MONTREAL -- Doctors, teachers, parents and many, many others are anxious for an update on Quebec's lockdown plans, and they may soon get what they want: a rare 5 p.m. press conference now scheduled for Wednesday.

Late Monday afternoon, the province announced that Premier François Legault would be speaking on Tuesday at 5 p.m., along with Health Minister Christian Dubé and Public Health Director Dr. Horacio Arruda. A couple of hours later, a second announcement said the event had been rescheduled for the following day.

CTV has confirmed that the government is considering a strict lockdown, possibly accompanied by a nighttime curfew, which would make it the first Canadian province to take that measure.

A La Presse report claims that according to government sources, the lockdown will begin Saturday and will affect schools, offices, construction and manufacturing. Only basic necessities such as grocery stores and pharmacies would remain open.

In recent months, late-afternoon press conferences are fairly unusual and tend to be reserved for big announcements, unlike the daily COVID-19 updates, which are generally scheduled for 1 p.m. 

The press conference will come after a meeting with the leaders of the provincial opposition parties, and it will be held virtually, another somewhat rare move for Legault, Dubé and Arruda.

Reports say consultations are underway Tuesday about how the province would enforce a lockdown, as well as the duration of a nightly curfew.

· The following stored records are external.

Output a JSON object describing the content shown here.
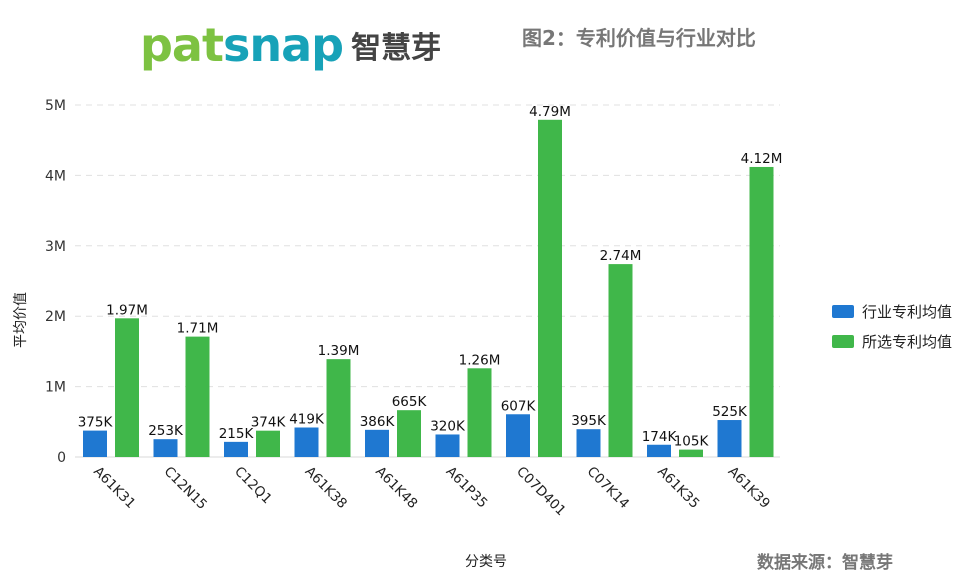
{
  "header": {
    "logo_main": "pat",
    "logo_accent": "snap",
    "logo_cn": "智慧芽",
    "figure_title": "图2：专利价值与行业对比"
  },
  "source_text": "数据来源：智慧芽",
  "colors": {
    "industry": "#1f78d1",
    "selected": "#40b74a",
    "grid": "#e0e0e0"
  },
  "chart_data": {
    "type": "bar",
    "title": "",
    "xlabel": "分类号",
    "ylabel": "平均价值",
    "ylim": [
      0,
      5000000
    ],
    "yticks": [
      0,
      1000000,
      2000000,
      3000000,
      4000000,
      5000000
    ],
    "ytick_labels": [
      "0",
      "1M",
      "2M",
      "3M",
      "4M",
      "5M"
    ],
    "grid": true,
    "legend_position": "right",
    "categories": [
      "A61K31",
      "C12N15",
      "C12Q1",
      "A61K38",
      "A61K48",
      "A61P35",
      "C07D401",
      "C07K14",
      "A61K35",
      "A61K39"
    ],
    "series": [
      {
        "name": "行业专利均值",
        "values": [
          375000,
          253000,
          215000,
          419000,
          386000,
          320000,
          607000,
          395000,
          174000,
          525000
        ],
        "labels": [
          "375K",
          "253K",
          "215K",
          "419K",
          "386K",
          "320K",
          "607K",
          "395K",
          "174K",
          "525K"
        ]
      },
      {
        "name": "所选专利均值",
        "values": [
          1970000,
          1710000,
          374000,
          1390000,
          665000,
          1260000,
          4790000,
          2740000,
          105000,
          4120000
        ],
        "labels": [
          "1.97M",
          "1.71M",
          "374K",
          "1.39M",
          "665K",
          "1.26M",
          "4.79M",
          "2.74M",
          "105K",
          "4.12M"
        ]
      }
    ]
  }
}
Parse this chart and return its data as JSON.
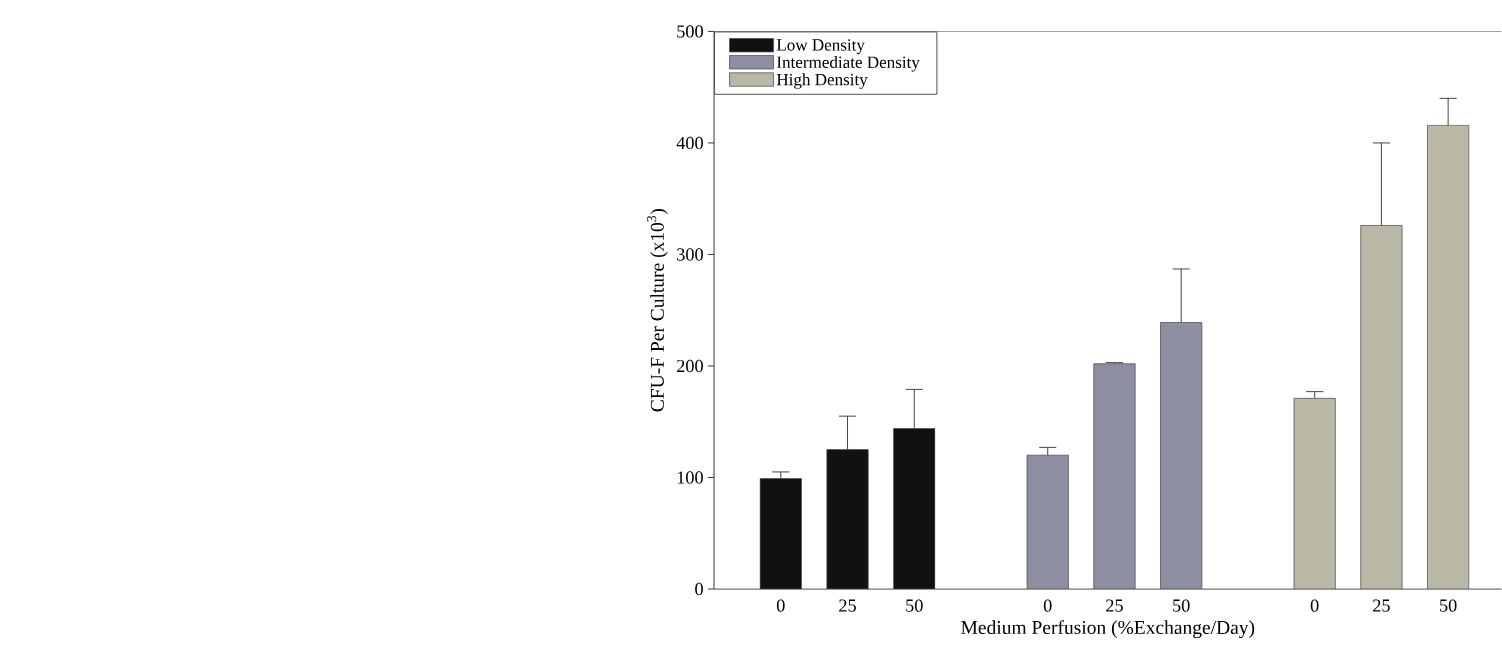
{
  "chart_data": {
    "type": "bar",
    "xlabel": "Medium Perfusion (%Exchange/Day)",
    "ylabel": "CFU-F Per Culture (x10$^{3}$)",
    "categories": [
      "0",
      "25",
      "50",
      null,
      "0",
      "25",
      "50",
      null,
      "0",
      "25",
      "50"
    ],
    "series": [
      {
        "name": "Low Density",
        "color": "#111111",
        "values": [
          99,
          125,
          144,
          null,
          null,
          null,
          null,
          null,
          null,
          null,
          null
        ],
        "errors": [
          [
            99,
            105
          ],
          [
            125,
            155
          ],
          [
            144,
            179
          ],
          null,
          null,
          null,
          null,
          null,
          null,
          null,
          null
        ]
      },
      {
        "name": "Intermediate Density",
        "color": "#8e8ea3",
        "values": [
          null,
          null,
          null,
          null,
          120,
          202,
          239,
          null,
          null,
          null,
          null
        ],
        "errors": [
          null,
          null,
          null,
          null,
          [
            120,
            127
          ],
          [
            202,
            203
          ],
          [
            239,
            287
          ],
          null,
          null,
          null,
          null
        ]
      },
      {
        "name": "High Density",
        "color": "#b9b8a6",
        "values": [
          null,
          null,
          null,
          null,
          null,
          null,
          null,
          null,
          171,
          326,
          416
        ],
        "errors": [
          null,
          null,
          null,
          null,
          null,
          null,
          null,
          null,
          [
            171,
            177
          ],
          [
            326,
            400
          ],
          [
            416,
            440
          ]
        ]
      }
    ],
    "ylim": [
      0,
      500
    ],
    "yticks": [
      0,
      100,
      200,
      300,
      400,
      500
    ],
    "grid": false,
    "legend": "top left"
  }
}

According to La Presse, it would likely be in place from 8 or 9 p.m. and through to the next morning, with exceptions -- possibly in the way of passes -- for essential workers. 

After a brief post-New Year's pause in announcing daily COVID-19 numbers, recent statistics have been updated and they don't look good for Quebec.

Monday brought 2,546 new cases of the virus in the past 24 hours and 69 more hospitalizations, and Tuesday brought another 2,508 cases and 62 deaths. Quebec has returned to being Canada's COVID-19 hot spot, with a case rate per capita that's higher than any other province or territory.

The province's circuit-breaker "pause" is currently scheduled to end on Jan. 11. Also on Monday, several infectious diseases experts urged the province to delay ending the lockdown, or at least to delay reopening schools.

On Monday, the United Kingdom imposed a new containment order, while in France, curfews have just been brought forward from 8 p.m. to 6 p.m. in some areas in the east of the country.


A lockdown is the only solution as cases and hospitalizations continue to rise, said MUHC emergency room doctor Mitch Shulman, though he said it’s a last resort due to what he perceives a failures on the government’s part.

“A lockdown is not the best way of dealing with this situation,” he said, adding that the best results comes from “a lot of testing on a regular basis, rapid return of results, rapid contact of people who’ve potentially been exposed and isolation. That works.” 

“A lockdown becomes necessary when you have failed in that other alternative and then you have no choice. You have to lock down because you have failed.”

Shulman said, however, that a government decree won’t make a difference – it’s up to individuals to take heed.

“A lockdown is only as effective as the people who follow it. At the end of the day, the government can decree what it wants, but if we don’t do what we need to do as individuals, all of us, then no lockdown is going to make a difference,” he said.